Il va devoir se livrer à une introspection personnelle pour déterminer les points de sa personnalité et de son mode de vie qu’il va devoir mettre en priorité afin de les rendre compatibles avec le catharisme. Mais il ne s’agit pas pour lui de se forcer à agir ou de feindre d’agir comme il sait qu’il faut le faire.
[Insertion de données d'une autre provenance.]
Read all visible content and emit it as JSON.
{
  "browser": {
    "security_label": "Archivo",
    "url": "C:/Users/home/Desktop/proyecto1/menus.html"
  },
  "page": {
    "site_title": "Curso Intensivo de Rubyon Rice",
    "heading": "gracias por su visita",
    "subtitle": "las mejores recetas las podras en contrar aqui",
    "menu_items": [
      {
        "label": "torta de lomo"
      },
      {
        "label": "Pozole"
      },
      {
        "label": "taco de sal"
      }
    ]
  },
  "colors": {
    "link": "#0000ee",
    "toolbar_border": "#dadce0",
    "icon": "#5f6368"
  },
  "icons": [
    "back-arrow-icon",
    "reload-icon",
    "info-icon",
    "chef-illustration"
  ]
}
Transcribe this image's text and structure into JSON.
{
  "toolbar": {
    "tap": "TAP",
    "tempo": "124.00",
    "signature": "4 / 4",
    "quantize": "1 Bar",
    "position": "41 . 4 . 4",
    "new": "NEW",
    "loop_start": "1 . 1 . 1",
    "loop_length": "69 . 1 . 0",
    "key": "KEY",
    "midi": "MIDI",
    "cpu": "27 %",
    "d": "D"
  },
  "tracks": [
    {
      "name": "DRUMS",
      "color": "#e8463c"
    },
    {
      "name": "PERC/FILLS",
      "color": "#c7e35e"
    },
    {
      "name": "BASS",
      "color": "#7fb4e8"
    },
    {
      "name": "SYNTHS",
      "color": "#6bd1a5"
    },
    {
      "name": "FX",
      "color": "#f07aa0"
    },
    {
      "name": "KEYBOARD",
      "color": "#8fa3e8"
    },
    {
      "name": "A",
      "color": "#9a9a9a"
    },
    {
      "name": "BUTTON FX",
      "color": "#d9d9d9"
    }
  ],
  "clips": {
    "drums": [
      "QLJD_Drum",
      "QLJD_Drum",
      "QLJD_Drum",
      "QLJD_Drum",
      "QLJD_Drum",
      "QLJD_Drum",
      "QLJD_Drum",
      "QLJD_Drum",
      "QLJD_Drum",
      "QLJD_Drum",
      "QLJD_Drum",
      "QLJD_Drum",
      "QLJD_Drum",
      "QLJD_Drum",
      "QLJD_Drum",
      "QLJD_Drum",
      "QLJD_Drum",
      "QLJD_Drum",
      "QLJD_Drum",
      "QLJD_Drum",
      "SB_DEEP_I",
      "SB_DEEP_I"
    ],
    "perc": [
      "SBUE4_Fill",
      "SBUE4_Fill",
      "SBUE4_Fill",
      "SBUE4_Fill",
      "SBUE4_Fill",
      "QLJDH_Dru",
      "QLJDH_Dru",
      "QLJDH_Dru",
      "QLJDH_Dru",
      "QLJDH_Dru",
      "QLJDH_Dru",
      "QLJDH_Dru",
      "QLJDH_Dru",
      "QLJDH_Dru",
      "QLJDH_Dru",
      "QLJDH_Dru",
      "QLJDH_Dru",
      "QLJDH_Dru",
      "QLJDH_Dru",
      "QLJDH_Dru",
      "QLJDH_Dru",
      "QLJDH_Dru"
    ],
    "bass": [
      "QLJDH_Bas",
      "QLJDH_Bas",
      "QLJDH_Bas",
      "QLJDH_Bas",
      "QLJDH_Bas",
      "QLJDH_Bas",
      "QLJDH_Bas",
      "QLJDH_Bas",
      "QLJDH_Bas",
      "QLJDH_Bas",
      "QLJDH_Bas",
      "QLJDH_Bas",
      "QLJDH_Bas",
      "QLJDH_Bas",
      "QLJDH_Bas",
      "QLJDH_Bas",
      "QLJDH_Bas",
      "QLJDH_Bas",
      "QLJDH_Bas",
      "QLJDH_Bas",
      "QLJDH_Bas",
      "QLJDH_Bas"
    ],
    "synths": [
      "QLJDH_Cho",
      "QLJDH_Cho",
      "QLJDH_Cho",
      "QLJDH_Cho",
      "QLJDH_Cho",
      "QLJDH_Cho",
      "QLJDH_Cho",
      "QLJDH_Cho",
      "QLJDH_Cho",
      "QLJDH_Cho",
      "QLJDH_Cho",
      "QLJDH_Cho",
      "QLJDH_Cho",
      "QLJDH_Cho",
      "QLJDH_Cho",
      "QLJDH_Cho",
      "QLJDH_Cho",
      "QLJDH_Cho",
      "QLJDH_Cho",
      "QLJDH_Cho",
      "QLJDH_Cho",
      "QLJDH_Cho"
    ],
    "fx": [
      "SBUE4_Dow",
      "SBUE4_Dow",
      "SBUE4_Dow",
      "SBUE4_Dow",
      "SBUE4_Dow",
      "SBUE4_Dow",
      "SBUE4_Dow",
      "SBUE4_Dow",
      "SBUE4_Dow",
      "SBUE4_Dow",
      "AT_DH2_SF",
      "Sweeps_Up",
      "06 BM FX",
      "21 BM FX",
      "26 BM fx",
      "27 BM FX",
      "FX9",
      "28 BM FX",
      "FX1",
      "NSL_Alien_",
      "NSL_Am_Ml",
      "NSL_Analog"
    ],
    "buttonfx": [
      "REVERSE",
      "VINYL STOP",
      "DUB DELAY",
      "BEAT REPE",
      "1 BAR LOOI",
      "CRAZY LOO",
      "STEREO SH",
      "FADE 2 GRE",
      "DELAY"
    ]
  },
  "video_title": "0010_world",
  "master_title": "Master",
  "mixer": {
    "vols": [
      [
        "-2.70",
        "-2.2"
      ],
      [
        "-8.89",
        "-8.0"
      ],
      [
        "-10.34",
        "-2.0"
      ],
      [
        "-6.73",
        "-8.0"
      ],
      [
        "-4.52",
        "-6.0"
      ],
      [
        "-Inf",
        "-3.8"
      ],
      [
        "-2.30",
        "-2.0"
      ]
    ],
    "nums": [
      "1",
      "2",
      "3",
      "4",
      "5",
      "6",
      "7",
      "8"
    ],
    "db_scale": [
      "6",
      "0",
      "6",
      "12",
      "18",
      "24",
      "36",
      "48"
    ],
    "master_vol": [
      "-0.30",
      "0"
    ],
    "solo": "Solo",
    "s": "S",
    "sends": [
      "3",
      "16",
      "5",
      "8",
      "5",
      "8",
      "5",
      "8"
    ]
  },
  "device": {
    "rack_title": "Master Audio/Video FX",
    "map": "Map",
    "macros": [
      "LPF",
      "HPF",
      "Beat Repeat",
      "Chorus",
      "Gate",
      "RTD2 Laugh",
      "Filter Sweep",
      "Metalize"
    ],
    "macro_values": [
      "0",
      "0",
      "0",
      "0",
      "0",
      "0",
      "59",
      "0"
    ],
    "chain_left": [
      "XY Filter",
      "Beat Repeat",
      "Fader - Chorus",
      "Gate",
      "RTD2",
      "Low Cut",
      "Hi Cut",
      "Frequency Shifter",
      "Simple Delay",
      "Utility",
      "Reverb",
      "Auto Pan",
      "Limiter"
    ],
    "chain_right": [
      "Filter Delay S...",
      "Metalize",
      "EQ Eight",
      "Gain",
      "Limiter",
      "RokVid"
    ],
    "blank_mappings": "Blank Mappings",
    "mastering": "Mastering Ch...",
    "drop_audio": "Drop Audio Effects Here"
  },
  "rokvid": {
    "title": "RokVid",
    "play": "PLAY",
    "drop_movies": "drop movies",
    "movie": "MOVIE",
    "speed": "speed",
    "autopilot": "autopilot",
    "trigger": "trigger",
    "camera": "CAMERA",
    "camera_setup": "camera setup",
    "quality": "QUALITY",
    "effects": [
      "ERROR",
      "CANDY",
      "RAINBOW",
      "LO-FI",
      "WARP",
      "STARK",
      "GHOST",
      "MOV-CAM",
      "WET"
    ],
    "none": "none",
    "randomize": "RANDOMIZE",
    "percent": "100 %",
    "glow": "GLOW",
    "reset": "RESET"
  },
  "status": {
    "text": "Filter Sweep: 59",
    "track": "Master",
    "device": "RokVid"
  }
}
Tout le cheminement du croyant sera consacré à étudier, comprendre la justesse et appliquer petit à petit les préceptes cathares afin qu’ils deviennent pour lui évidents et nécessaires et non pas forcés et feints.
On le voit, ce cheminement risque d’être long puisque rien n’est forcé, mais une fois que le croyant aura acquis des éléments de la Règle de justice et de vérité, il sera bien mieux à même d’éviter les échecs et les tentations contrairement à ce que l’on voit dans d’autres religions qui imposent des comportements au lieu de laisser leurs adeptes les intégrer à leur rythme.
Le cheminement cathare
Le croyant va donc cheminer dans son for intérieur et il va continuer à acquérir des savoirs afin de pouvoir être les porte-paroles de l’Église auprès de sympathisants et de curieux désireux de mieux s’informer. Par contre, il devra s’abstenir de tout prosélytisme, car les cathares savent qu’il y a d’autres possibilités de salut et que chacun doit trouver la sienne.
En effet, à titre personnel, l’étude du catharisme, le suivi des prêches et des échanges internes et l’introspection spirituelle vont transformer des savoirs en connaissance. Et c’est cette connaissance qui permettra au croyant de progresser dans son cheminement.
En outre, le croyant va pouvoir associer certaines pratiques rituelles et un mode de vie qui lui sembleront convenir à son nouvel état. Tout cela est libre et mobile à l’exception de l’Amélioration que tout croyant doit effectuer quand il est en présence d’un chrétien consolé, si l’environnement le permet.
Attention à ne pas trop en faire, car l’excès de zèle est aussi néfaste que l’absence d’action.
La recherche du salut
Le croyant cathare sait et ressent que son salut passe obligatoirement par un noviciat et une Consolation. Le succédané de Consolation aux mourants, mis en place au Moyen Âge, ne garantit rien, car pour être en état de recevoir la grâce divine il faut un travail spirituel intense qui est difficile à mener en dehors d’une vie évangélique.
Donc, le croyant cathare sait qu’en se mettant tout entier au service de l’Église il participe à son propre cheminement vers le salut. Pour autant il ne peut pas abandonner ses obligations mondaines si ces dernières sont susceptibles de causer un dommage à des personnes innocentes envers qui il se serait engagé précédemment.
J’espère que ce prêche vous aura permis de mieux comprendre ce qu’est l’éveil spirituel cathare et qu’il vous servira, si le moment se présente, à évaluer votre propre situation spirituelle.
Guilhem de Carcassonne.
[1] Catharisme d’aujourd’hui – Éric Delmas, éd. Catharisme d’aujourd’hui à Carcassonne (2015).